After the collapse of the Soviet Union , he emigrated to the Federal Republic of Germany, and has had German citizenship since 1991. From 1992 to 2001 Viktor Herdt worked as a research assistant at the Institute for Research on Germany and Eastern Europe in Göttingen , and has held the same position at the Northeast Institute (History and Culture of Germans in Northeast Europe) since 2002 .

Since 1997 Viktor Herdt has been a member of the International Association for the Study of the History and Culture of Russian Germans (Russian Международная ассоциация исследователей истории и культуры НИмцв российских РИмцив российских. In particular, he is devoted to questions about inter-ethnic relationships, national-cultural and territorial autonomy, nationally conscious power elites, the mentality of the rural population and, last but not least, genealogy.

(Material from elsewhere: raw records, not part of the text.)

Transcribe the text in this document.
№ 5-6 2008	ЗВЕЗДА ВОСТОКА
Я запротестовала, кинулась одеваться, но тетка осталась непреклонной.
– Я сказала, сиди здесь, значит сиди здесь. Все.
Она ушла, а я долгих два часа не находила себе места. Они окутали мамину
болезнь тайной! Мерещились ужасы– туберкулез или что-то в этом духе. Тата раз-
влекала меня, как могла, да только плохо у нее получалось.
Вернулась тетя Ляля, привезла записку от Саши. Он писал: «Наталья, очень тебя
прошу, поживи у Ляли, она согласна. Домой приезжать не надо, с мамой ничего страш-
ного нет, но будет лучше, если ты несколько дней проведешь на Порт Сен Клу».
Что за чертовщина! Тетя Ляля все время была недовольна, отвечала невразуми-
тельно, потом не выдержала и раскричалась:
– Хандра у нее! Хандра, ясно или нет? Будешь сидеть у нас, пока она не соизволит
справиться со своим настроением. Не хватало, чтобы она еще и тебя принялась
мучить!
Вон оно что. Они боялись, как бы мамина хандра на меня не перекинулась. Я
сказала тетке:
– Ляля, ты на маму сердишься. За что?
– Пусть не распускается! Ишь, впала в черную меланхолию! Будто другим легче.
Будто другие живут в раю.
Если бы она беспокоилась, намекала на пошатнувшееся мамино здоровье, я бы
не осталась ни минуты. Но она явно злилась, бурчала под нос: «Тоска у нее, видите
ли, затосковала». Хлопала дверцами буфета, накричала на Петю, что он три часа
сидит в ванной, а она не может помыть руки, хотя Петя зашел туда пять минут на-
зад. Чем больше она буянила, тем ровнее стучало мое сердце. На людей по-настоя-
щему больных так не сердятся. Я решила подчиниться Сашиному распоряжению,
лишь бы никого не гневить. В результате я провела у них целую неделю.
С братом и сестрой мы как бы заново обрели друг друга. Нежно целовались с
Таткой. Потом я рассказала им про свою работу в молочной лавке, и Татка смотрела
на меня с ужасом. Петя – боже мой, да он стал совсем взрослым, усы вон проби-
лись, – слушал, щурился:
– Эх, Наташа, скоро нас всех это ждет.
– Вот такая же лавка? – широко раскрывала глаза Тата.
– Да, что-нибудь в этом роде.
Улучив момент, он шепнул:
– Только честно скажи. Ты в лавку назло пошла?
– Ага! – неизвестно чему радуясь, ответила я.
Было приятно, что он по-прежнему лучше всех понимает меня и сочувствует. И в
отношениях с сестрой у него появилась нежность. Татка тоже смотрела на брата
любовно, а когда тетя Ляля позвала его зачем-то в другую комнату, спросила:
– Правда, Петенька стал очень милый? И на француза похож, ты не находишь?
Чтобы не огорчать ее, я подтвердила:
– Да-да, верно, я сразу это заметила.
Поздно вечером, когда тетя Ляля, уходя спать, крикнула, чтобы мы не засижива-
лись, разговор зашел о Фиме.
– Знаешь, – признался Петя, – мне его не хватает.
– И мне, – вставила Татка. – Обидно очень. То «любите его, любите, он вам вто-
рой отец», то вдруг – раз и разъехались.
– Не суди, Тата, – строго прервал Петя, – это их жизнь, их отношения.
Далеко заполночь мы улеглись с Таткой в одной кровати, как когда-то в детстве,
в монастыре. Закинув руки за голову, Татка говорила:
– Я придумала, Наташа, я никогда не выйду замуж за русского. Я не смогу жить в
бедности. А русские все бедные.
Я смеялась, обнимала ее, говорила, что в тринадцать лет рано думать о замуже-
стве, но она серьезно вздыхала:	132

Publications in German (selection)

  • From the dismantling of autonomy to deportation and disenfranchisement. The Russian Germans in the years 1936–1956 // Lectures at the cultural conference of Germans from Russia from October 15 to 17, 1993 in Würzburg. - Stuttgart 1994. - pp. 81-97.
  • Deportation, special settlement, labor army. Germans in the Soviet Union 1941 to 1956 / Alfred Eisfeld , Victor Herdt (Ed.). - Cologne, 1996. - 455 p. (The Göttingen Working Group: Publication No. 453).
  • Deportation, special settlement, labor army // days of action by Russian Germans in Bremen. - Bremen, 1997. - pp. 87-95.
  • Schneider, Anton: From the history of the Mariental colony on the Volga / Victor Herdt (ed.). - Göttingen, 1999. - 142 p. (Publication of the Göttingen Working Group No. 483).
  • The Germans in Siberia: A Hundred Years of History from Settlement to Emigration / Historischer Forschungsverein d. Germans from Russia eV, with Viktor Bruhl, Anton Bosch, Nina Paulsen, Hilde Häuser, 552 p., 2003.
  • August Lonsinger : Objective folklore of the Volga Germans. Settlement, shelter, food, clothing / Victor Herdt (Ed.). - Remshalden-Grunbach, 2004. - 245 pp., 95 ills.
  • Germans in Russia and the Soviet Union 1914–1941 / Alfred Eisfeld, Victor Herdt, Boris Meissner (eds.). - LIT Verlag, Berlin; Muenster; Vienna; Zurich; London, 2007. - 480 pp. (History: Research and Science, Vol. 25).
  • Nina Paulsen: Contributed to shaping many areas of Russian-German cultural history. In: People on the way. No. 8–9, 2019. p. 41.
  • Victor Herdt in an interview with Nina Paulsen: "There is no doubt that the Russian Germans should be alienated from their mother tongue". In: Heimatbuch 2020 of Germans from Russia. Stuttgart: Landsmannschaft der Deutschen aus Russland eV, 2020. pp. 30–68.